Según Hirschman, los consumidores leales a una marca o empresa son aquellos capaces de soportar un eventual deterioro del producto sin pasarse a la competencia. Su adhesión emocional a la marca les impide dejar de comprar el producto a pesar de que este ya no sea completamente de su agrado. Pero la paciencia de los leales no es infinita. Superado un umbral de tolerancia, los leales acaban finalmente por abandonar la empresa e irse a la competencia.

Perder a los leales es un verdadero handicap para las empresas, pues una vez el leal opta por desertar ya no es fácilmente recuperable. Llegados a ese punto, las empresas no pueden ganarse de nuevo a los antiguos leales con simples cambios cosméticos, sino que deben volver a ofrecerles un producto que se adecue de forma óptima a sus preferencias.

Hirschman centraba su análisis en empresas competitivas, pero este puede trasladarse de forma convincente al caso catalán. Muchos federalistas que hoy optarían por la independencia eran leales con España que superaron su umbral de tolerancia tras un cúmulo de sentimientos de agravio. Algunos de ellos son conocidos: la sensación de un injusto reparto de las inversiones del Estado, el déficit en la financiación autonómica o la sentencia del Tribunal Constitucional sobre el nuevo Estatut.

Pero quizás el elemento que acabó empujando a muchos federalistas a superar finalmente su umbral de tolerancia fue el deterioro del autogobierno catalán tras la crisis de deuda de 2012. Entonces, el Gobierno de Artur Mas, incapaz de acceder al mercado de capitales, se vio obligado a ser rescatado por el Gobierno central. Tal rescate estuvo sujeto a unas condiciones que en la práctica supusieron una anulación de facto del autogobierno catalán. Fue entonces cuando para muchos catalanes Madrid acabó convirtiéndose en su particular trokia.

Los sentimientos de agravio acumulados durante los últimos años provocaron que muchos catalanes dejaran de ser leales a España. Llegados a este punto, el Gobierno central no puede recuperar su lealtad con simples gestos simbólicos. Si seguimos la lógica de Hirschman, el Estado solo puede atraer de nuevo a los antiguos leales con una propuesta que satisfaga plenamente sus deseos. Y no es de esperar que este colectivo se sienta satisfecho con meros cambios cosméticos con cierta carga simbólica. Muy probablemente, una tercera vía eficaz conllevaría una reformulación profunda del modelo de Estado con inevitables costes económicos para el resto de comunidades autónomas.
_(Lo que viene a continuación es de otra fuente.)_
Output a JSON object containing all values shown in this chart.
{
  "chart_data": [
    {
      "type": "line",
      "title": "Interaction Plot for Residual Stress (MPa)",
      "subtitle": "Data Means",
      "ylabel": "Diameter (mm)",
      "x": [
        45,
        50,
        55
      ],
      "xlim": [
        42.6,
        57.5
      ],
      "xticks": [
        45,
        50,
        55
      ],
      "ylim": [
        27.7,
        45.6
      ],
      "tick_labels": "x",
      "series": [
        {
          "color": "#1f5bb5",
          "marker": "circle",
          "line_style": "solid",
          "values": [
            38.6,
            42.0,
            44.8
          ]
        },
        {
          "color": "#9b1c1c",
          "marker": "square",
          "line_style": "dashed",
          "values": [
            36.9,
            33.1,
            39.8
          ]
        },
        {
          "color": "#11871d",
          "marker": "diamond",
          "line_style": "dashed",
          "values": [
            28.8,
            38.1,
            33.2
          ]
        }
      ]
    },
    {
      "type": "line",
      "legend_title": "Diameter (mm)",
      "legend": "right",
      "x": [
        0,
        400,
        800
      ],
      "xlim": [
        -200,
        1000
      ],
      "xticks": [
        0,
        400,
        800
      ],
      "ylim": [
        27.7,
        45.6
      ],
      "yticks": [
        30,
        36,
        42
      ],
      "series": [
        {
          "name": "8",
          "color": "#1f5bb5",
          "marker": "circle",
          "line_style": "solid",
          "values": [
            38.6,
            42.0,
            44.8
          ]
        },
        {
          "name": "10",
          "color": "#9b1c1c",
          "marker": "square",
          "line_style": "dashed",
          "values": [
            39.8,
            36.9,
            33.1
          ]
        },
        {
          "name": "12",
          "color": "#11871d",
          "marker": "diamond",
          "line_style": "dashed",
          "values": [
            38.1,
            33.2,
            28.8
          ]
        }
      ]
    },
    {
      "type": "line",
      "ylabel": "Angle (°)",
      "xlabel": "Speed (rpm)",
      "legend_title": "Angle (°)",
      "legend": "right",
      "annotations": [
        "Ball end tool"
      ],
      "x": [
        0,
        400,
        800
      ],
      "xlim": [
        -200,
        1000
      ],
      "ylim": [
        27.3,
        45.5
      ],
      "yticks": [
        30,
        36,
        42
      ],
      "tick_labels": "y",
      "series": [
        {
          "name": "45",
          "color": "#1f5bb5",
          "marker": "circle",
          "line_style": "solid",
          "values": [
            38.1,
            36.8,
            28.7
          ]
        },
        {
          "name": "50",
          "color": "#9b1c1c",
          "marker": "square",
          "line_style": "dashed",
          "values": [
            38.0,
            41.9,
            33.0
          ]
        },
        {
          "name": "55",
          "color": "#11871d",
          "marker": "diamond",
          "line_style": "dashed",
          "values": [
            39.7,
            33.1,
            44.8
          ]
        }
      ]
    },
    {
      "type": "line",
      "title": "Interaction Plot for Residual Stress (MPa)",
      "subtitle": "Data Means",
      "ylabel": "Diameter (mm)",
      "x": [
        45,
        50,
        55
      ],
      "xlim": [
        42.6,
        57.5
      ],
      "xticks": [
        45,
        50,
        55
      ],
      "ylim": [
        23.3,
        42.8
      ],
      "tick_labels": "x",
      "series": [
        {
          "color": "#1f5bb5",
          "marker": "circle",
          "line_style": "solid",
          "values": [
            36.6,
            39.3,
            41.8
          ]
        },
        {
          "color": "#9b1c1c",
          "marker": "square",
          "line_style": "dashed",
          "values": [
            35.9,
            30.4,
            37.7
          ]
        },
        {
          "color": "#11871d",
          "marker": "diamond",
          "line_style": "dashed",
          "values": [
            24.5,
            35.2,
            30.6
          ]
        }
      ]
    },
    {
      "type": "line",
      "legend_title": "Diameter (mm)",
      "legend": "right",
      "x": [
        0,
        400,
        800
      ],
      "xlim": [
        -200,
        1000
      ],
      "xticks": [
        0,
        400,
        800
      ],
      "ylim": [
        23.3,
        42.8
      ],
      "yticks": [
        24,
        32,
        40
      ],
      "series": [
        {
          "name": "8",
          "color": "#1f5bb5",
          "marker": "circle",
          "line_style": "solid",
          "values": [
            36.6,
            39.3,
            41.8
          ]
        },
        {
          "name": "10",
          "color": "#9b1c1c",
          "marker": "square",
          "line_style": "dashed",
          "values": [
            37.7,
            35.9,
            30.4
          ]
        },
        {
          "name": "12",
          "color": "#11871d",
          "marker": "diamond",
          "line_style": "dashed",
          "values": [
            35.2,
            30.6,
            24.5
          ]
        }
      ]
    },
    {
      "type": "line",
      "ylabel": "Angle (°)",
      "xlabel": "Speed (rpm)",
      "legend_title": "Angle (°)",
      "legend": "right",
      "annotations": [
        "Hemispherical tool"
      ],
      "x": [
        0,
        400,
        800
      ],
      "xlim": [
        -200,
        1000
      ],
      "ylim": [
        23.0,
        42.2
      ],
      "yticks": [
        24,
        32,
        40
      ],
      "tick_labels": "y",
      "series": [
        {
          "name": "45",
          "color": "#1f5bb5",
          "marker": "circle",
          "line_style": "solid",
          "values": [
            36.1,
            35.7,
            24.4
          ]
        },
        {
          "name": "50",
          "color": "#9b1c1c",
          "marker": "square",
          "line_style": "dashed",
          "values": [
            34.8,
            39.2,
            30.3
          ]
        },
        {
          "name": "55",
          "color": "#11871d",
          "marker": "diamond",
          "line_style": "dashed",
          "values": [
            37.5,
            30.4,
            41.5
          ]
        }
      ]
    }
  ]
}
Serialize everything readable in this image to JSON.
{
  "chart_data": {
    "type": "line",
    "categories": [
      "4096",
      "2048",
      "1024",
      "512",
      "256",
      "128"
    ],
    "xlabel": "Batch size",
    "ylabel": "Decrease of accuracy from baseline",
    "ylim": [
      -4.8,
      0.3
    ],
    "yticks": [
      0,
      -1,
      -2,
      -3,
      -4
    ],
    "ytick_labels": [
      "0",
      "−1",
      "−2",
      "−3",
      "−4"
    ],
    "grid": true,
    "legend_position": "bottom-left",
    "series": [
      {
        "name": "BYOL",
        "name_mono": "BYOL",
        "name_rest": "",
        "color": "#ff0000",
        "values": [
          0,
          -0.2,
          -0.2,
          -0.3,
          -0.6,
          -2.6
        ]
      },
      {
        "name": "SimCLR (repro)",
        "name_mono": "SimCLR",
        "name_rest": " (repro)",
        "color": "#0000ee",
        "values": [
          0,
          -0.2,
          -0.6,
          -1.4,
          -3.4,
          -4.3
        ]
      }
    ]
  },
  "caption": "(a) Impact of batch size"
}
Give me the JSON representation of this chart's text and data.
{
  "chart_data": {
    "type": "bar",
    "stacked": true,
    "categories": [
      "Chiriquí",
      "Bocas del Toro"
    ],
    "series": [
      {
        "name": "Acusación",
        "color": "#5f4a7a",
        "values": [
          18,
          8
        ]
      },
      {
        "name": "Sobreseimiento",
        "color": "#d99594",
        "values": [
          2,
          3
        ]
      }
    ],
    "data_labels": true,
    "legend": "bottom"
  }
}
¿Puede España permitirse asumir tales costes para recuperar la lealtad de Cataluña? Ese es, a mi entender, el principal escollo. En los últimos años, la opinión pública española se ha movido a posiciones menos tolerantes con el sistema autonómico. Si excluimos a las comunidades autónomas históricas, los ciudadanos partidarios de una recentralización o anulación de las autonomías representan más del doble de quienes prefieren potenciar la descentralización del Estado.

A este clima de opinión se le suma las recientes presiones de las instituciones europeas para que el Gobierno central lleve a cabo nuevas medidas de austeridad. Es difícil pensar que el Estado pueda convencer al electorado español de la necesidad de plantear un nuevo pacto con Cataluña que implique apretarse aún más el cinturón.

En definitiva, recuperar la lealtad de los catalanes no parece una tarea fácil. Aun así, el Estado debería atreverse a tomar un papel más activo en esta cuestión. Si algo hemos aprendido de esta última legislatura es que el inmovilismo es la mejor garantía de que el proceso soberanista siga su curso.

Lluís Orriols es doctor por la Universidad de Oxford y profesor de Ciencia Política en la Universidad Carlos III de Madrid.